Ever wonder why it is that FuturePhone, Radio Handi, FreeConferenceCall, and PartyLine Connect all have access numbers in the 712 area code? These services all provide “free” services to you. There’s “no catch”. You just have to make a long distance call to get them.
So how do these services get paid, and why are the access numbers all in Iowa?
The short answer is tax subsidies. The 712 model, as I refer to it, is really a variation on the 900 number model, but financed by taxpayers. Take a low cost call, terminate on a high cost carrier, and pocket the difference.
The first of these subsidies is the Universal Service Fund. Tiny Iowa, with just under 3 million residents last year, was the recipient of $86.5 million from the USF. The USF pays for maintenance and improvements to those local telephone plants, in addition to subsidizing user fees for local residents. The cost basis to provide service in those communities is dramatically lowered.
The second subsidy is the tarrif itself. Most Iowa telephone companies (and there are a lot!) participate in the NECA Access Fee Pool. The NECA publishes a tarrif, which each company participating agrees to use, and then they split the revenues. The termination charges for those tarrifs are a significant source of revenue for the local phone companies. And, because they’re rural, the charges are often steeply higher than to terminate in an urban setting. In the “NFL” cities, you might expect to pay 6 to 8 tenths of a cent per minute for termination.
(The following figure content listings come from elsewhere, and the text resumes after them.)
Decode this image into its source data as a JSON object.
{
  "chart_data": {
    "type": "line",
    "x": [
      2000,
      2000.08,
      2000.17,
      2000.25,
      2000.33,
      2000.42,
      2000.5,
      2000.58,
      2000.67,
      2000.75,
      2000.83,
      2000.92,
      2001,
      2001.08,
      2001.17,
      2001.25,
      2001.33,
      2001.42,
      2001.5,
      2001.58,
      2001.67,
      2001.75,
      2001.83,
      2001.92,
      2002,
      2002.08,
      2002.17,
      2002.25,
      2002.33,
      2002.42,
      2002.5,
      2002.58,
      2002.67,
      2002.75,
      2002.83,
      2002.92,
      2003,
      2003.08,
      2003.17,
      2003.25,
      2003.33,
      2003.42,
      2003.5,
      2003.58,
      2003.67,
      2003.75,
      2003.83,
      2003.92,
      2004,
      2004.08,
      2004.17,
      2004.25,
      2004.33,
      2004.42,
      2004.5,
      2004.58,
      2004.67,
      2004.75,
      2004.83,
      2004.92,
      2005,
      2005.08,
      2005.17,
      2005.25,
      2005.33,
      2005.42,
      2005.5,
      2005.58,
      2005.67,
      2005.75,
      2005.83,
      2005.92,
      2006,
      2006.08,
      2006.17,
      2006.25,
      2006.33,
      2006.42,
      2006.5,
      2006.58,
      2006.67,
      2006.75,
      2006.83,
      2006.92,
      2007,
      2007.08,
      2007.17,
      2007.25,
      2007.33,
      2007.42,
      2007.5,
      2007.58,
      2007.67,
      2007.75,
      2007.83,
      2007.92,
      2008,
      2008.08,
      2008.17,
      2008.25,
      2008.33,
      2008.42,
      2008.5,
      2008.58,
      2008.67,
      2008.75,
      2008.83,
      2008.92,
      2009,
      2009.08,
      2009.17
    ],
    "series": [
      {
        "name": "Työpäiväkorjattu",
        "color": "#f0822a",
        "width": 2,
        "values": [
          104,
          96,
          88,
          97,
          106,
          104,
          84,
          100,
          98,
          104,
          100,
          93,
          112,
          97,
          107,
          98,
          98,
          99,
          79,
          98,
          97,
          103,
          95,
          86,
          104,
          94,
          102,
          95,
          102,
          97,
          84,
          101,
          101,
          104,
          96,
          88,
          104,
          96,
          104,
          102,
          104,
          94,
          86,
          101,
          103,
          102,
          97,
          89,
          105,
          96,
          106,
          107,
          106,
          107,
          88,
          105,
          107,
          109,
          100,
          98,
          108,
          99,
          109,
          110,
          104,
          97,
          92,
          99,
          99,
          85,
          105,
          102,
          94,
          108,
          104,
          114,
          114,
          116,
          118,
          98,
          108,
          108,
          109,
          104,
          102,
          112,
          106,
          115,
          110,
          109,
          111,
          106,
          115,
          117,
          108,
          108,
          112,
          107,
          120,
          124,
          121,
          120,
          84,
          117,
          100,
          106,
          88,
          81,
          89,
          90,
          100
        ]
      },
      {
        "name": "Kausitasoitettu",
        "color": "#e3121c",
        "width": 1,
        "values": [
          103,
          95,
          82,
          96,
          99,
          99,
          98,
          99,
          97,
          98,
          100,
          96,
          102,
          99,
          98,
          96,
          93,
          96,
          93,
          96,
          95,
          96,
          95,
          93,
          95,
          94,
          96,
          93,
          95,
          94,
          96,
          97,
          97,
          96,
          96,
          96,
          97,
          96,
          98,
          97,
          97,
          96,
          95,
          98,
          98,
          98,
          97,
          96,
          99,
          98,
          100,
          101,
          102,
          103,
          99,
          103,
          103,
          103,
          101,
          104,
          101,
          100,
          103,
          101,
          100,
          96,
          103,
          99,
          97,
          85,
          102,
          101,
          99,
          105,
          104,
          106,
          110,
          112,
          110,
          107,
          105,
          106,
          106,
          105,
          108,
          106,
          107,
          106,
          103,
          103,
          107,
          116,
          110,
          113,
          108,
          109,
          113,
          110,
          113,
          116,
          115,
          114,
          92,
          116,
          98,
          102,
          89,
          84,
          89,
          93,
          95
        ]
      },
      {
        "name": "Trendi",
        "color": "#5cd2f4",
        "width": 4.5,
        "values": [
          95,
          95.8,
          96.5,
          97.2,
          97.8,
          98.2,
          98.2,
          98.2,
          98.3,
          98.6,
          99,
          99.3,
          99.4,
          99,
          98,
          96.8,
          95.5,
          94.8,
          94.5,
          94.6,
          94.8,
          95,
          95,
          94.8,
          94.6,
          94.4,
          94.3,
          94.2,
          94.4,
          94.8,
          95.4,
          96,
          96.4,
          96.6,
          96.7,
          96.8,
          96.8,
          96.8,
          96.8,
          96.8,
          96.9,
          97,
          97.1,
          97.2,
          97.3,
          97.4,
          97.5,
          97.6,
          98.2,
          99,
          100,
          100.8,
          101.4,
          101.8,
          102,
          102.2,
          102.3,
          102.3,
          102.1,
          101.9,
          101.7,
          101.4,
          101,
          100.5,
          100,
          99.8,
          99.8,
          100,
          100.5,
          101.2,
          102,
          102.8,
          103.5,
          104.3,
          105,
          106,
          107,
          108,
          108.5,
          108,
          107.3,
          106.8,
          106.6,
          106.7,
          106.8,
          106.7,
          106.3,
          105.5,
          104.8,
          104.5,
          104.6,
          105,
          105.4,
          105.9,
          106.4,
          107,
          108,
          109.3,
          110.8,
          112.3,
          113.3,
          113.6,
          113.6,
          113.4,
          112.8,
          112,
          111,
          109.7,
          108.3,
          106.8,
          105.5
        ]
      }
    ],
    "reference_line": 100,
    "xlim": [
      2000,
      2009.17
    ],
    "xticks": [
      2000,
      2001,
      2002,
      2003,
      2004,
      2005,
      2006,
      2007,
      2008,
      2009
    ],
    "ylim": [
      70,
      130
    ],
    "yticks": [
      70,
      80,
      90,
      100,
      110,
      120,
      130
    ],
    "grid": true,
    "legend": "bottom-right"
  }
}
The NECA tarrif is closer to 3 whole cents. Arbitrage the subsidized rural rate against your costs and, presto, you’ve got a winner!
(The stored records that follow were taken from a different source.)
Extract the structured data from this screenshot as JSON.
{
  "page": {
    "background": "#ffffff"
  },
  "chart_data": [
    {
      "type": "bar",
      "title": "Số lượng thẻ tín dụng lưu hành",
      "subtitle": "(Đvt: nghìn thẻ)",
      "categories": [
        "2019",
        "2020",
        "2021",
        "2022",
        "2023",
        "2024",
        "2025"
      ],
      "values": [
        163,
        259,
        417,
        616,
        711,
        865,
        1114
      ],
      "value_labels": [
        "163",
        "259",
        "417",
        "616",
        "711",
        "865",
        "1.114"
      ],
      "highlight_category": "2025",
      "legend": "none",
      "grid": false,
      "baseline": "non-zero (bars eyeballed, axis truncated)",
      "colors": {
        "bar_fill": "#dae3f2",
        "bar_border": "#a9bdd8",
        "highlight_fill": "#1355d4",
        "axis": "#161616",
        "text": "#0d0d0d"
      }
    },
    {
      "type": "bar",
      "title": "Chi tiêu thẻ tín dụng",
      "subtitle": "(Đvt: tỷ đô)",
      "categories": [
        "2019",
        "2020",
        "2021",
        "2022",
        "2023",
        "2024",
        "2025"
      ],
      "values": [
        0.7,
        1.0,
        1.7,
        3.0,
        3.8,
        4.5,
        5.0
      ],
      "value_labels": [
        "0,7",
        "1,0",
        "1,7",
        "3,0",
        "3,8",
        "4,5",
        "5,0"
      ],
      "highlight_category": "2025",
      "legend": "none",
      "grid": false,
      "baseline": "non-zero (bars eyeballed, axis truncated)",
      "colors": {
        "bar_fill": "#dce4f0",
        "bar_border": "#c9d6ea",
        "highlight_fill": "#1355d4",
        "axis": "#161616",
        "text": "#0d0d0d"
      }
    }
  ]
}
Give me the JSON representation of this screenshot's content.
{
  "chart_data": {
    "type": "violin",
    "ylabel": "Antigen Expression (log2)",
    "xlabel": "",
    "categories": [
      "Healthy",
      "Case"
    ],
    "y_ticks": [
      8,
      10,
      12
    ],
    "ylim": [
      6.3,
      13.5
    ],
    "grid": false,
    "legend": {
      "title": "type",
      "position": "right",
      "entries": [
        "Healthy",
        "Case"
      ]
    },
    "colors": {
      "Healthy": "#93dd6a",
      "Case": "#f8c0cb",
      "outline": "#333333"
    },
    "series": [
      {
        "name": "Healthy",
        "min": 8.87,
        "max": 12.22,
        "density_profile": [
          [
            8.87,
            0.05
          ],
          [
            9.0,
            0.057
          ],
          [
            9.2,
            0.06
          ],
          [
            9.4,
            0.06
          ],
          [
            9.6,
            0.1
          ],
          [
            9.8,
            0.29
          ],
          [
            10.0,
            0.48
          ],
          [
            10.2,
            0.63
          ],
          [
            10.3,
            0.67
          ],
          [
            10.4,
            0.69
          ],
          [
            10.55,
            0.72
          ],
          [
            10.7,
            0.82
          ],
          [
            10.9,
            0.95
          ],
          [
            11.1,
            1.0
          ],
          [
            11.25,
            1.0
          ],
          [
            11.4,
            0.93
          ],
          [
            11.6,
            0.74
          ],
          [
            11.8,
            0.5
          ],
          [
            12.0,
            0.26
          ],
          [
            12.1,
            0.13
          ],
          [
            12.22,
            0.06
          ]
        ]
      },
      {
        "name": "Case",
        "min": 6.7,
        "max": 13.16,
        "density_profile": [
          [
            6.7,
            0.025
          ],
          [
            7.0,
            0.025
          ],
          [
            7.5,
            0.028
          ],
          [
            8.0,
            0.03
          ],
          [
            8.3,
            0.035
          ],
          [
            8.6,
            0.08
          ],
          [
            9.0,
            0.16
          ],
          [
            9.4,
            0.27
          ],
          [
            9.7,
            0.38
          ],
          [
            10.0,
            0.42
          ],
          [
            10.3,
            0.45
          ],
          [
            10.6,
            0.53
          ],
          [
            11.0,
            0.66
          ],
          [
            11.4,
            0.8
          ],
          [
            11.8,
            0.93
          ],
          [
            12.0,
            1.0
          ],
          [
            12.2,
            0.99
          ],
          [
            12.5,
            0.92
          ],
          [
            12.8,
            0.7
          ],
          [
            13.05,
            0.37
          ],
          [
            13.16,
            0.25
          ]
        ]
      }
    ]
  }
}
Let’s take FuturePhone as an example. Yesterday they announced free long distance calling to some 50 odd countries world wide. All you have to do is call 712 858 8883 (a number provided by the tiny Superior Telephone Coop in Estherville, Iowa), and then enter the international call you want to make using the standard 011 prefix. Easy peasy!
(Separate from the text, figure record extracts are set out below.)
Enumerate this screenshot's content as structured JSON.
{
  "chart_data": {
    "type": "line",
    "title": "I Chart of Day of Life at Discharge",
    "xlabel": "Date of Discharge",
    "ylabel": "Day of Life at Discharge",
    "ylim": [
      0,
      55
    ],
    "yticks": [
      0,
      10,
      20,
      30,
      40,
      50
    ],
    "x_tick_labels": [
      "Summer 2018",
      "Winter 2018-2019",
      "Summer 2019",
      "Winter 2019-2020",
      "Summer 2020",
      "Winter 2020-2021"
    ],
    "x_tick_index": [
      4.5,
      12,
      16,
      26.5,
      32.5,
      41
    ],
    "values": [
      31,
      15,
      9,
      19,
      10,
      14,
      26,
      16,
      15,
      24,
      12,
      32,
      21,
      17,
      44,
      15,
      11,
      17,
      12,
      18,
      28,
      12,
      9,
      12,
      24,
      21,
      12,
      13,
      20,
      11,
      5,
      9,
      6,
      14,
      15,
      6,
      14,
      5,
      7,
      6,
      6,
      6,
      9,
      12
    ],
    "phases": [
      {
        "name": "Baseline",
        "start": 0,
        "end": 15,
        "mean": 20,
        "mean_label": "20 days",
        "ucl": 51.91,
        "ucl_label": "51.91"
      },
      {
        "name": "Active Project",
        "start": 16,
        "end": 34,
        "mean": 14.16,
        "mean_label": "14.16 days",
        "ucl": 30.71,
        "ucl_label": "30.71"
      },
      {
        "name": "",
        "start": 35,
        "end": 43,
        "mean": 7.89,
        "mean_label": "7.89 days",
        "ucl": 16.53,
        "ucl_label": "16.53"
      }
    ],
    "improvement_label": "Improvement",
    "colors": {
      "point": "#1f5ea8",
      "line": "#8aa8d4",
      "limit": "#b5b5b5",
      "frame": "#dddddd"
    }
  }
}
So how do they make money? Since we don’t know know what FuturePhone’s actual termination costs are, let’s make an estimate. We do know that Jajah provides services to the same 50 odd countries for a retail rate of 2.5 cents per minute. So, let’s assume a 50% cost, and say that FuturePhone’s cost to terminate the call is 1.25 cents. That leaves 1.75 cents per minute to split with the folks at Superior Telephone Coop. Give them half, which leaves you 0.875 cents per minute, and you’ve got a pretty attractive proposition! It’s certainly a lot more profitable than SipPhone, charging 1 cent per minute, and probably about as profitable as Skype at 2 cents per minute. It’ll definitely keep bread on the table.
Sounds great doesn’t it? Everybody wins! The good citizens of Iowa win (they’ve now got a fibre network joining up 150 of their independently owned telco’s), FuturePhone has a seemingly profitable business model, and you win by getting to make cheap overseas calls.
Or do you?
Well, you’re not really getting that call for free, are you… You’re still paying long distance charges, which are at minimum going to be the 1 or 2 cents per minute that Gizmo or Skype are charging. And, should you choose to make the call from a landline, you may be paying up to 10 cents per minute, depending on where you’re calling from, and what LD plan you have with your carrier. Or, you’re burning air time on your cellular phone. No matter how you cut it, it’s costing you.
Makes you wonder what FuturePhone’s real value is, doesn’t it? After all, if calls are free using Skype, or Jajah, and you don’t have to make a long distance call to do it, then why bother with FuturePhone?
The 712 model is a creative way to run a business, no doubt. FreeConference is a very successful example of a business using it. Today’s lesson, kids, is that even with a model as creative as the 712 model, you still have to provide real value to the customer. FuturePhone’s cheap long distance call may not be enough.